Ночь Антонин провёл кое-как, а утром проснулся на своей собственной постели. На постели, это значит, он лежал одетый поверх покрывала. Антонин с отвращением содрал тряпки, в которые превратился когда-то новый костюм, и, шипя от мерзостных воспоминаний, поспешил в ванную. Когда он погрузился в горячую воду, по поверхности поплыли жирные мазутные пятна. В страшном сне Антонин не мог представить, что он способен изгваздаться до такой степени.
Далее предстояло самое неприятное: звонок в офис, где проходила его служба, он же звонок родителю. Бывают в жизни такие совпадения, когда грозный начальник одновременно является любящим отцом, умеющим многое прощать сыночку. Звонок, представлявшийся неприятным, обернулся сплошной приятностью. Выяснилось, что Антонин отсутствовал в офисе всего один день, тот, что он провёл на озере в компании с Тохой и двумя нимфетками. Однако не бывает роз без шипов. Недавнее наказание, в которое Антонин уже начинал не верить, обидно напомнило о себе.
Папа-начальник, услышав, как сынуля просит второй кряду отгул, понял это по-своему.
— Сильно перебрал вчера?
— Если бы… — вздохнул Антонин, но в подробности решил не вдаваться.
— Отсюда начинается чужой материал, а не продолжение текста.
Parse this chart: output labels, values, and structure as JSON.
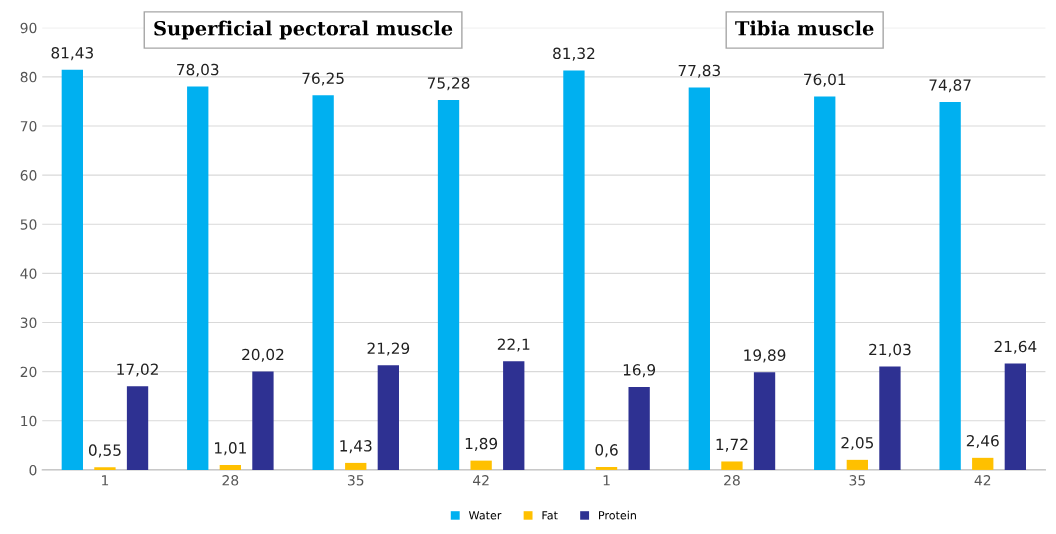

Хорошо ещё, что отпрашивался по телефону, а то как объяснить изменение внешности: исхудалое и почерневшее лицо.
— Значит, так… — добрый папик превратился в злого директора. — Четверг и пятницу лечишь организм, а в понедельник, чтобы как штык на работу!
— Понял! — и обрадованный Антонин побежал навстречу новым неприятностям.
Дома его встретила тонкая, но такая знакомая помойная вонь. Безнадёжно испорченный костюм валялся на полу. Ни выбросить его, ни сдать в стирку было невозможно; немедленно пойдут толки и разговоры. А на столе, на самом видном месте лежала потемнелая мельхиоровая ложка и горстка десятикопеечных монет. Такого изящного издевательства Антонин вообразить не мог. Гривеннички, полученные за банки, которые он так старательно собирал, здесь годятся только, чтобы кидать в фонтан. Или, на крайний случай, в озеро, где категорически запрещается сорить.